Romero thanked Petersen for starting the conversation, and the thread settled. Three posts from three of id’s most public voices, all on the same day.
What Quake Built Anyway
For all the human cost, the game itself rewired what a first-person shooter could be. Quake shipped fully 3D in a year when most shooters were still using 2.5D tricks like Doom and Duke Nukem 3D. Real 3D collision and physics, 360-degree movement, and true verticality arrived in the same package. The CPU demands drove the first wave of consumer 3D graphics cards, with the 3dfx Voodoo, ATI Rage, and Nvidia Riva cards all leaning on Quake to sell hardware. Online multiplayer took its modern shape inside QuakeWorld, the post-release update that hardened networked deathmatch into a culture.

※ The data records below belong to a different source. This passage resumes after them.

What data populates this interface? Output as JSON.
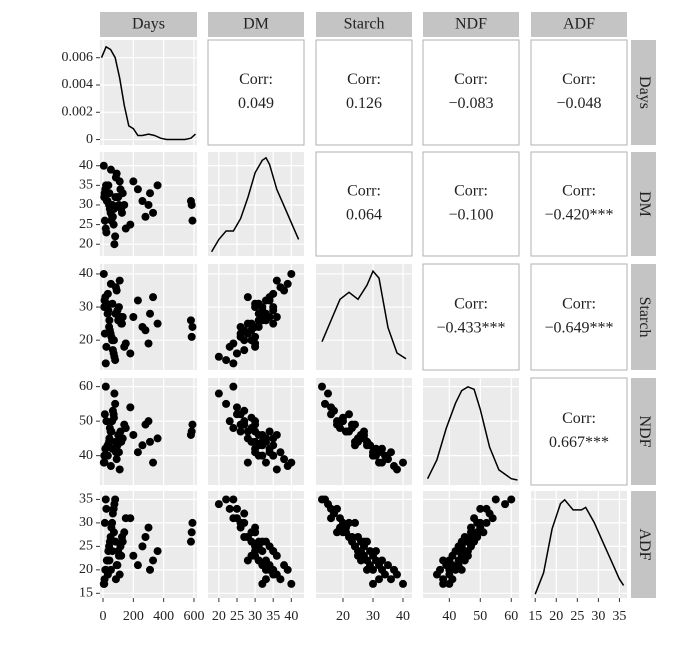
{
  "chart_data": {
    "type": "pairs",
    "variables": [
      "Days",
      "DM",
      "Starch",
      "NDF",
      "ADF"
    ],
    "color": "#000000",
    "grid": true,
    "scales": [
      {
        "lim": [
          -20,
          620
        ],
        "ticks": [
          0,
          200,
          400,
          600
        ]
      },
      {
        "lim": [
          17,
          43.5
        ],
        "ticks": [
          20,
          25,
          30,
          35,
          40
        ]
      },
      {
        "lim": [
          11,
          43
        ],
        "ticks": [
          20,
          30,
          40
        ]
      },
      {
        "lim": [
          31.5,
          62.5
        ],
        "ticks": [
          40,
          50,
          60
        ]
      },
      {
        "lim": [
          14,
          36.8
        ],
        "ticks": [
          15,
          20,
          25,
          30,
          35
        ]
      }
    ],
    "density": [
      {
        "x": [
          -10,
          20,
          50,
          80,
          110,
          140,
          170,
          200,
          230,
          260,
          300,
          340,
          380,
          420,
          460,
          500,
          540,
          580,
          610
        ],
        "y": [
          0.006,
          0.0068,
          0.0066,
          0.006,
          0.0045,
          0.0025,
          0.001,
          0.0008,
          0.0003,
          0.0003,
          0.0004,
          0.0003,
          0.0001,
          0,
          0,
          0,
          0,
          0.0001,
          0.0004
        ],
        "ylim": [
          -0.0004,
          0.0073
        ],
        "yticks": [
          0,
          0.002,
          0.004,
          0.006
        ]
      },
      {
        "x": [
          18,
          20,
          22,
          24,
          26,
          28,
          30,
          32,
          33,
          34,
          36,
          38,
          40,
          42
        ],
        "y": [
          0.005,
          0.02,
          0.03,
          0.03,
          0.045,
          0.07,
          0.1,
          0.115,
          0.118,
          0.11,
          0.08,
          0.06,
          0.04,
          0.02
        ],
        "ylim": [
          0,
          0.125
        ]
      },
      {
        "x": [
          13,
          16,
          19,
          22,
          25,
          28,
          30,
          32,
          35,
          38,
          41
        ],
        "y": [
          0.02,
          0.035,
          0.05,
          0.055,
          0.05,
          0.06,
          0.07,
          0.065,
          0.03,
          0.012,
          0.008
        ],
        "ylim": [
          0,
          0.075
        ]
      },
      {
        "x": [
          33,
          36,
          39,
          42,
          44,
          46,
          48,
          50,
          53,
          56,
          60,
          62
        ],
        "y": [
          0.005,
          0.02,
          0.045,
          0.065,
          0.075,
          0.078,
          0.076,
          0.06,
          0.03,
          0.012,
          0.005,
          0.004
        ],
        "ylim": [
          0,
          0.085
        ]
      },
      {
        "x": [
          15,
          17,
          19,
          21,
          22,
          24,
          26,
          27,
          29,
          31,
          33,
          35,
          36
        ],
        "y": [
          0.003,
          0.02,
          0.055,
          0.075,
          0.078,
          0.07,
          0.07,
          0.072,
          0.06,
          0.045,
          0.03,
          0.015,
          0.01
        ],
        "ylim": [
          0,
          0.085
        ]
      }
    ],
    "corr_title": "Corr:",
    "correlations": {
      "values": [
        0.049,
        0.126,
        -0.083,
        -0.048,
        0.064,
        -0.1,
        -0.42,
        -0.433,
        -0.649,
        0.667
      ],
      "value_labels": [
        "0.049",
        "0.126",
        "−0.083",
        "−0.048",
        "0.064",
        "−0.100",
        "−0.420***",
        "−0.433***",
        "−0.649***",
        "0.667***"
      ]
    },
    "observations": [
      [
        10,
        20,
        30,
        40,
        50,
        60,
        70,
        80,
        90,
        100,
        110,
        120,
        130,
        140,
        150,
        5,
        15,
        25,
        35,
        45,
        55,
        65,
        75,
        85,
        95,
        105,
        115,
        125,
        12,
        22,
        32,
        42,
        52,
        62,
        72,
        82,
        180,
        200,
        230,
        260,
        280,
        300,
        310,
        330,
        360,
        580,
        585,
        590,
        8,
        18
      ],
      [
        33,
        35,
        31,
        30,
        28,
        27,
        25,
        22,
        38,
        32,
        36,
        29,
        33,
        30,
        24,
        40,
        34,
        31,
        35,
        29,
        26,
        27,
        20,
        37,
        32,
        30,
        34,
        28,
        26,
        23,
        35,
        33,
        39,
        30,
        29,
        32,
        25,
        36,
        34,
        31,
        27,
        30,
        33,
        28,
        35,
        31,
        30,
        26,
        32,
        24
      ],
      [
        32,
        30,
        28,
        24,
        22,
        20,
        16,
        14,
        35,
        26,
        38,
        25,
        27,
        18,
        19,
        40,
        33,
        31,
        29,
        23,
        21,
        17,
        15,
        36,
        29,
        30,
        27,
        25,
        22,
        18,
        34,
        26,
        37,
        31,
        20,
        28,
        16,
        27,
        32,
        24,
        23,
        19,
        28,
        33,
        25,
        26,
        21,
        24,
        30,
        13
      ],
      [
        38,
        40,
        43,
        44,
        47,
        50,
        52,
        55,
        39,
        46,
        36,
        44,
        45,
        49,
        48,
        38,
        42,
        40,
        43,
        48,
        47,
        53,
        58,
        41,
        43,
        41,
        47,
        45,
        52,
        50,
        40,
        45,
        37,
        42,
        51,
        44,
        54,
        46,
        41,
        43,
        49,
        50,
        44,
        38,
        45,
        46,
        47,
        49,
        40,
        60
      ],
      [
        18,
        20,
        22,
        25,
        27,
        30,
        33,
        35,
        21,
        24,
        19,
        23,
        26,
        28,
        31,
        17,
        20,
        22,
        24,
        26,
        29,
        32,
        34,
        18,
        21,
        23,
        25,
        27,
        30,
        33,
        19,
        22,
        20,
        24,
        28,
        26,
        31,
        23,
        21,
        25,
        27,
        29,
        20,
        22,
        24,
        26,
        28,
        30,
        17,
        35
      ]
    ]
  }
}
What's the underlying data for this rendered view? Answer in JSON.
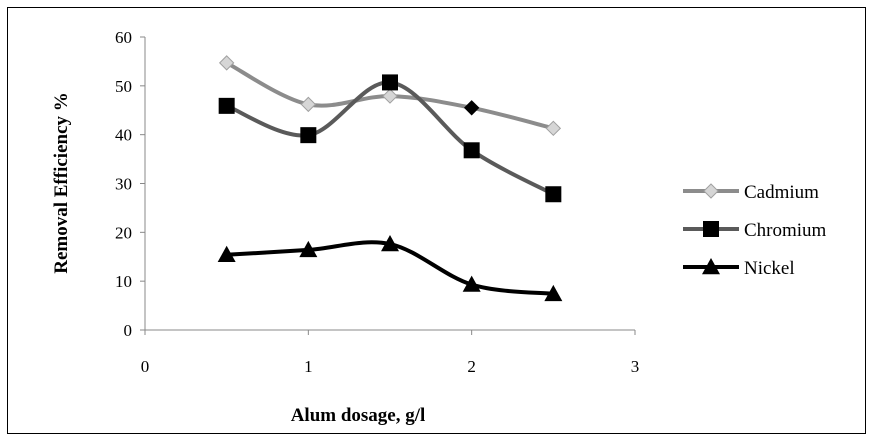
{
  "chart_data": {
    "type": "line",
    "xlabel": "Alum dosage, g/l",
    "ylabel": "Removal Efficiency %",
    "xlim": [
      0,
      3
    ],
    "ylim": [
      0,
      60
    ],
    "x_ticks": [
      "0",
      "1",
      "2",
      "3"
    ],
    "y_ticks": [
      "0",
      "10",
      "20",
      "30",
      "40",
      "50",
      "60"
    ],
    "x": [
      0.5,
      1,
      1.5,
      2,
      2.5
    ],
    "grid": false,
    "legend_position": "right",
    "series": [
      {
        "name": "Cadmium",
        "values": [
          54.7,
          46.2,
          47.9,
          45.5,
          41.3
        ],
        "color": "#8c8c8c",
        "marker": "diamond-open",
        "highlight_index": 3
      },
      {
        "name": "Chromium",
        "values": [
          45.9,
          39.9,
          50.7,
          36.8,
          27.8
        ],
        "color": "#5a5a5a",
        "marker": "square"
      },
      {
        "name": "Nickel",
        "values": [
          15.4,
          16.4,
          17.6,
          9.3,
          7.4
        ],
        "color": "#000000",
        "marker": "triangle"
      }
    ]
  }
}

- Quake shareware released: June 22, 1996 (MS-DOS, North America)
- Full retail release: July 22, 1996
- Petersen and Carmack posts: June 24, 2026
- Named departures within a couple years of Quake: 6 (Romero, Green, Taylor, Abrash, McGee, Petersen)

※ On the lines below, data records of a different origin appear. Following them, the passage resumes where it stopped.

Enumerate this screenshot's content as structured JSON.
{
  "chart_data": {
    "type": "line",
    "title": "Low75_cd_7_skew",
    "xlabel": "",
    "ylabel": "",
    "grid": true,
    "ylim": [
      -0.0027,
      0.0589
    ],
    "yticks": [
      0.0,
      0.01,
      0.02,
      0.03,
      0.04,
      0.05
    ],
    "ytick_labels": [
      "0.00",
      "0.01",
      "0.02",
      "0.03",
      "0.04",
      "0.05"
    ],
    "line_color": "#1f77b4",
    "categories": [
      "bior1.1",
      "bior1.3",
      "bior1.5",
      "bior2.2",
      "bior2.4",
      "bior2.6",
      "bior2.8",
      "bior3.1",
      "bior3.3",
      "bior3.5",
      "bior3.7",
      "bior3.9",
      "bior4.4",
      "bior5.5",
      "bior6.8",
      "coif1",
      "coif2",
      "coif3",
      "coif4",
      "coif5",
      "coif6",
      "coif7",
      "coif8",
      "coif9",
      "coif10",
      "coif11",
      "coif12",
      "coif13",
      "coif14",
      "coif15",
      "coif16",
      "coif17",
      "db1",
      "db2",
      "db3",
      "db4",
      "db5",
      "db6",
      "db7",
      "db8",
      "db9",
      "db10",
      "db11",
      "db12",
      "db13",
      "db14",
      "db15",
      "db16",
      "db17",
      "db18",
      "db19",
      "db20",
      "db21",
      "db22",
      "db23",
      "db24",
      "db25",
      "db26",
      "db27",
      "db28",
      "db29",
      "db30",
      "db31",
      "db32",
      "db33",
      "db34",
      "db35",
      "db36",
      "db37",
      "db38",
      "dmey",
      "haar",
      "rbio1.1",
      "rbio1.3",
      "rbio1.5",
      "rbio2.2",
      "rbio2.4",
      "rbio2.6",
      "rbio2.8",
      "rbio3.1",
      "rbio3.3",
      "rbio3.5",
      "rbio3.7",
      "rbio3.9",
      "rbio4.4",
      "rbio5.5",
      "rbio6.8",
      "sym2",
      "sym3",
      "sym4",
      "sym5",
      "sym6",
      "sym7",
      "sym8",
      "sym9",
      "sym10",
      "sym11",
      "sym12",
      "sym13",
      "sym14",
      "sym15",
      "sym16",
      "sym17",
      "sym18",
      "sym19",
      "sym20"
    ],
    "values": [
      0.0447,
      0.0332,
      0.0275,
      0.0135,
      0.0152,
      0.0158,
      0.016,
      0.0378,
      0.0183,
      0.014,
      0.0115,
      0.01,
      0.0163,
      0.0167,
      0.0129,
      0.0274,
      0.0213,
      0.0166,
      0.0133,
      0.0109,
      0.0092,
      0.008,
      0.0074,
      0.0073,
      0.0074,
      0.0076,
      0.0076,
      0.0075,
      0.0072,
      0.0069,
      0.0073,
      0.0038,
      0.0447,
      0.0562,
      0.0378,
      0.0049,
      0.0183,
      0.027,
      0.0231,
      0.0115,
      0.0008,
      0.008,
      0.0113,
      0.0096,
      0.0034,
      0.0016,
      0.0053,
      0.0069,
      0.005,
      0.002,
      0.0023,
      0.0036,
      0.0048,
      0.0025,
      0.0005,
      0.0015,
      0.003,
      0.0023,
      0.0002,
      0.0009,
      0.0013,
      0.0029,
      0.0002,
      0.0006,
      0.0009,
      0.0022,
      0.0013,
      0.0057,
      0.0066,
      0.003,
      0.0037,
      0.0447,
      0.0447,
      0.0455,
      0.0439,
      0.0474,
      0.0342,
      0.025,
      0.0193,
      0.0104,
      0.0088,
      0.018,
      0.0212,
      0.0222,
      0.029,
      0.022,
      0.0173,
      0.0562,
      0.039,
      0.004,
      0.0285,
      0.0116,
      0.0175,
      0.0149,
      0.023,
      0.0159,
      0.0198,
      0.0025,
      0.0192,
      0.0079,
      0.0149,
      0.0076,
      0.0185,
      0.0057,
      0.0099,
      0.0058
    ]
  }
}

- Source code still public: winquake, glquake, quakeworld, glquakeworld on GitHub under GPL
The modding community Quake enabled produced Team Fortress and other total conversions. A generation of developers, including the founders of Valve, first cut their teeth on Quake modding. The game’s full source code is still public on GitHub under GPL, listed as available “for entertainment and educational purposes.” Three decades in, the thread that started with Petersen’s post was still open for replies.
Frequently Asked Questions
When was Quake released?
Quake’s shareware first episode shipped on June 22, 1996 for MS-DOS in North America, with the full retail version following on July 22, 1996. id Software developed it and GT Interactive published it.
Who designed Quake?
id Software, the studio co-founded by John Carmack and John Romero, developed Quake. Sandy Petersen was a co-designer who joined id in 1993, and American McGee was a designer on the project.
Why did so many people leave id Software after Quake?
Sandy Petersen, posting on June 24, 2026, said id’s developers worked long and hard and that the work ‘broke us spiritually.’ He listed John Romero, Shawn Green, Dave Taylor, Mike Abrash, American McGee, and himself as departures within a couple years of Quake’s release. John Carmack, responding the same day, named the studio’s pace and its stock arrangement as separate problems.
What did John Carmack apologize for?
Carmack’s June 24, 2026 post was structured as a list of admissions. He conceded Quake had been too ambitious a technical swing, that he had kept the team running at an unsustainable pace, that the studio’s original stock arrangement had set bad incentives, and that designers should have been paired with artists earlier. The post closed with the line addressed to Sandy Petersen.
Is id Software still around?
id, Wolfenstein, Doom, and Quake all still exist as brands, per John Romero’s reply in the same thread.